Aber ob man auf diese Weise herausbekommen
kann, was Phänomenologie ist? Oder ob man auf diese
Weise nicht doch nur beschreibt, was Husserls Meinung über
die Phänomenologie war? Oder aber zu der Lösung
kommt, dass alle Philosophen, die in der phänomenologischen
Tradition stehen, Phänomenologen sind?! Oder sogar,
dass jene Philosophieprofessoren, die sich mit den anerkannten
phänomenologischen Philosophen beschäftigen, Phänomenologen
sind??
Ich bin mit alledem nicht zufrieden; ich
würde es vorziehen, dass man mir eine Idee von der
Phänomenologie vermittelt, wenn man mir von der Phänomenologie
erzählt. Ich möchte ganz allgemein einmal bemerken,
dass es das menschlich Naheliegendste ist, zuerst einmal
die Idee oder das Konzept einer Sache darzustellen, wenn
man nach einer Sache gefragt wird – und nicht deren
Geschichte und allerhand buchfüllende Details. Aber
vielleicht ist es so, dass, weil die Kinder auf diese Weise
fragen, es den erwachsenen Menschen kindisch und den Akademikern
banal erscheint, in einem solchen Sinne auf eine Frage zu
antworten.
Was würde demnach also ich antworten
auf die Frage nach der Phänomenologie? Wie würd
ichs einem Kinde erklären? Ja, wie habs ich selber
denn eigentlich verstanden?
Ich
denke, die Phänomenologie ist eine Reaktion auf den
deutschen Idealismus. Dieser hatte auf dem Grund des leeren
menschlichen Bewusstseins eine metaphysische Suche nach
Kategorien und Grundlagen desselben und des Seins überhaupt
veranstaltet solange, bis alles nur mehr ein müßiger
Streit um Worte zu sein schien und das Bedürfnis neu
erwachte, wieder einmal über „die Dinge selbst“
zu reden und nicht nur immer über das apriorische Bewusstsein,
das Bewusstsein vor aller Erfahrung.
Diese
„Dinge selbst“, das sind die Phänomene.
Die Phänomene sind die Dinge, so wie sie uns erscheinen.

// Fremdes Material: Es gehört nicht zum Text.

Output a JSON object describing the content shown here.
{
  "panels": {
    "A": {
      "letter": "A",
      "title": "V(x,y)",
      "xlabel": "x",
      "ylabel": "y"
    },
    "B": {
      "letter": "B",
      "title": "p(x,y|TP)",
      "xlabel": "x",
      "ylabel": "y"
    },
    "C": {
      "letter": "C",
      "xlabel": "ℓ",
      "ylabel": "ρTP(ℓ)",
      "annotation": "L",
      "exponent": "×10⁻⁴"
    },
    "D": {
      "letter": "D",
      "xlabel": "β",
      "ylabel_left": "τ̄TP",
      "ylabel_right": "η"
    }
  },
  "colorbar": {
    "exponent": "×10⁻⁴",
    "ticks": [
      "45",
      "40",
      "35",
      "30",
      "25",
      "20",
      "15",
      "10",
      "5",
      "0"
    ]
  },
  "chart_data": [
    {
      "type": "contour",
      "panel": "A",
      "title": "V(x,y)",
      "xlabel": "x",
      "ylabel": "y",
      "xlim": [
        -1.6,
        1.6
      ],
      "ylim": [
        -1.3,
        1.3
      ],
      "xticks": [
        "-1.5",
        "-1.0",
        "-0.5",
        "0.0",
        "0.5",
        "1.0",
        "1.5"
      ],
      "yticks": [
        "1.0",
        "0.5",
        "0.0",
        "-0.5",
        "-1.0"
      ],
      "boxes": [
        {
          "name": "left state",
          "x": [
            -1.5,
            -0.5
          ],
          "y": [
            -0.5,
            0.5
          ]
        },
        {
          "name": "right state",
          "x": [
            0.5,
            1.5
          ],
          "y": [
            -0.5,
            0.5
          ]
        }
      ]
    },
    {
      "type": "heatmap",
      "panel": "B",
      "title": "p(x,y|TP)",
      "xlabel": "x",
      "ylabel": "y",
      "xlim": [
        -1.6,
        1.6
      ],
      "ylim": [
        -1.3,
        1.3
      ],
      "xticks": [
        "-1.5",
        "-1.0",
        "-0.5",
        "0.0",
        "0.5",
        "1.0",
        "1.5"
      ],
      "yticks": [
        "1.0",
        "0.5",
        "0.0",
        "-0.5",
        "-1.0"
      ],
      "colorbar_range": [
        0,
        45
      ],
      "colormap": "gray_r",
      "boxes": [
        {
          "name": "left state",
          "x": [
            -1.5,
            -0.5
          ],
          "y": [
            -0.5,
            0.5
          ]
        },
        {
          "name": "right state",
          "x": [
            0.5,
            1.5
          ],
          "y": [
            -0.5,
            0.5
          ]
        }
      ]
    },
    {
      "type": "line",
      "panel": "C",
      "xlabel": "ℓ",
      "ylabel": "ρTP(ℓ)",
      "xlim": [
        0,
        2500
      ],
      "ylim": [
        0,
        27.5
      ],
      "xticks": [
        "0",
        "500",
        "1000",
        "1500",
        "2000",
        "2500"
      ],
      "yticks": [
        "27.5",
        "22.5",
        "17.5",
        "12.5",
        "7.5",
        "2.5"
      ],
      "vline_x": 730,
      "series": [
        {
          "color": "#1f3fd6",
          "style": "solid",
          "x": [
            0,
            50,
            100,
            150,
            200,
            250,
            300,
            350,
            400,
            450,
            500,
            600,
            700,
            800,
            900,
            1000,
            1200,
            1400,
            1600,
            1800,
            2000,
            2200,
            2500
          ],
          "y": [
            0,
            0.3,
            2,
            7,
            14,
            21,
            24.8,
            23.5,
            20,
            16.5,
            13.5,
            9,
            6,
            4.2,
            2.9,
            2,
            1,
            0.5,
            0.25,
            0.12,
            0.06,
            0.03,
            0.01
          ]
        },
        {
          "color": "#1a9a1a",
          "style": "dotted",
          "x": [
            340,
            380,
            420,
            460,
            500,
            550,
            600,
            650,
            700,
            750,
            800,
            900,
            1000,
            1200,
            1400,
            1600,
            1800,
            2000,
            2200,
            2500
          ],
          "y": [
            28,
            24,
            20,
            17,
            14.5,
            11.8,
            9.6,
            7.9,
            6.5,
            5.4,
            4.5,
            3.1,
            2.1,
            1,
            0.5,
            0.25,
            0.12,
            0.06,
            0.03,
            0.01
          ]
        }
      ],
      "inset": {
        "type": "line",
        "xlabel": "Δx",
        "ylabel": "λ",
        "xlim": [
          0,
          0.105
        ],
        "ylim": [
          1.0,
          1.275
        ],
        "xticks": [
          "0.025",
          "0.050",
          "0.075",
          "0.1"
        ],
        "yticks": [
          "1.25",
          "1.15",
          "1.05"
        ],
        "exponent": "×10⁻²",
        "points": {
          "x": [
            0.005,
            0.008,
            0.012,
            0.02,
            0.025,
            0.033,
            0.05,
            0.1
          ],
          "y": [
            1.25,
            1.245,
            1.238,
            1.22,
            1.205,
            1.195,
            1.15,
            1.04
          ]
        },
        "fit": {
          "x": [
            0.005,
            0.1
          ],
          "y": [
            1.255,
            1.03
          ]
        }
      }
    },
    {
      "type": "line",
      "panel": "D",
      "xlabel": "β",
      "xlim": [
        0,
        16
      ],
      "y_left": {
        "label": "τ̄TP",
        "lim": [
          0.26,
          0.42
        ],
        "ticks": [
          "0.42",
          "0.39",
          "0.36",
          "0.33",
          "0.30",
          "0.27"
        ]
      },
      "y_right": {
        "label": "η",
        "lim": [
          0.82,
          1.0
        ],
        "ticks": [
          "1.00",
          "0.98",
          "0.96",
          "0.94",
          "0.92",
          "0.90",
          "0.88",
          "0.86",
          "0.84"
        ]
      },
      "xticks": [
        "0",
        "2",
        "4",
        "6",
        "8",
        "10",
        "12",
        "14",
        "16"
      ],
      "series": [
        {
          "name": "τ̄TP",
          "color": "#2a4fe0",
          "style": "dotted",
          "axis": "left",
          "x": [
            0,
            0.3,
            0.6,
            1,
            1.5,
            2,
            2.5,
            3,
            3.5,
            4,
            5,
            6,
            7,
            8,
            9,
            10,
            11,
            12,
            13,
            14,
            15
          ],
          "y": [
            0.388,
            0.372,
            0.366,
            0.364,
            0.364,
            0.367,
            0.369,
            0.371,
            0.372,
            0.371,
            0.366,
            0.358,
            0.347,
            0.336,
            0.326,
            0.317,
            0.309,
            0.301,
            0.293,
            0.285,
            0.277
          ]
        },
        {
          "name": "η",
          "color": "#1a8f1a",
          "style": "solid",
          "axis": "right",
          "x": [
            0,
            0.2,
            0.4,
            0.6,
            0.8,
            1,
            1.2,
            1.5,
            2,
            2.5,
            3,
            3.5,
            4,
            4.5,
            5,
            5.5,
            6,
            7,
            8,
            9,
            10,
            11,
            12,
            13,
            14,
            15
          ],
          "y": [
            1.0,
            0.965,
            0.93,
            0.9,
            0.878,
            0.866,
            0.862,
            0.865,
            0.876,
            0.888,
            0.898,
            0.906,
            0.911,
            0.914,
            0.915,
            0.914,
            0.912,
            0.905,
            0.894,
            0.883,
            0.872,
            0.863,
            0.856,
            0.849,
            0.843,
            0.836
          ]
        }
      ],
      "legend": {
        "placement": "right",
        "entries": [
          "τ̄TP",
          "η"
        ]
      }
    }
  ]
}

Die Phänomenologie ist nämlich auch ein Konkurrenzunternehmen
zum Positivismus. Der Positivismus, wollte sich den positiva,
den Dingen selbst möglichst direkt zuwenden und sie
durch Beobachten und Messen einfangen. Dagegen verwehrt
sich die Phänomenologie, indem sie darauf besteht,
dass uns die Dinge selber nicht zugänglich sind, sondern
eben nur ihre Erscheinungen.
Die
Idee zur Phänomenologie scheint Husserl von seinem
Lehrer, dem österreichischen Philosophen Franz Brentano
und seiner „intentionalen Psychologie“ übernommen
zu haben. Sie lautet zusammengefasst so: Alles, was ist,
alles Wirkliche, erscheint uns im Bewusstsein, als einzelne
Bewusstseinsinhalte; wenn ich an irgendwas denke, einen
Tisch etwa, geht die Intention, die ich habe, über
den Bewusstseinsinhalt, über die Vorstellung eines
Tisches hinaus und richtet sich auf einen wirklichen Tisch
draußen in der Wirklichkeit. Nun ist es aber so, dass
Scheinbares und Wahres gleichermaßen über meine
Sinnesorgane in mein Bewusstsein kommen und dort als Bewusstseinsinhalte
aufscheinen; gesucht ist demnach eine Methode der Reinigung
dieser Bewusstseinsinhalte, um Wahres von Falschem zu trennen.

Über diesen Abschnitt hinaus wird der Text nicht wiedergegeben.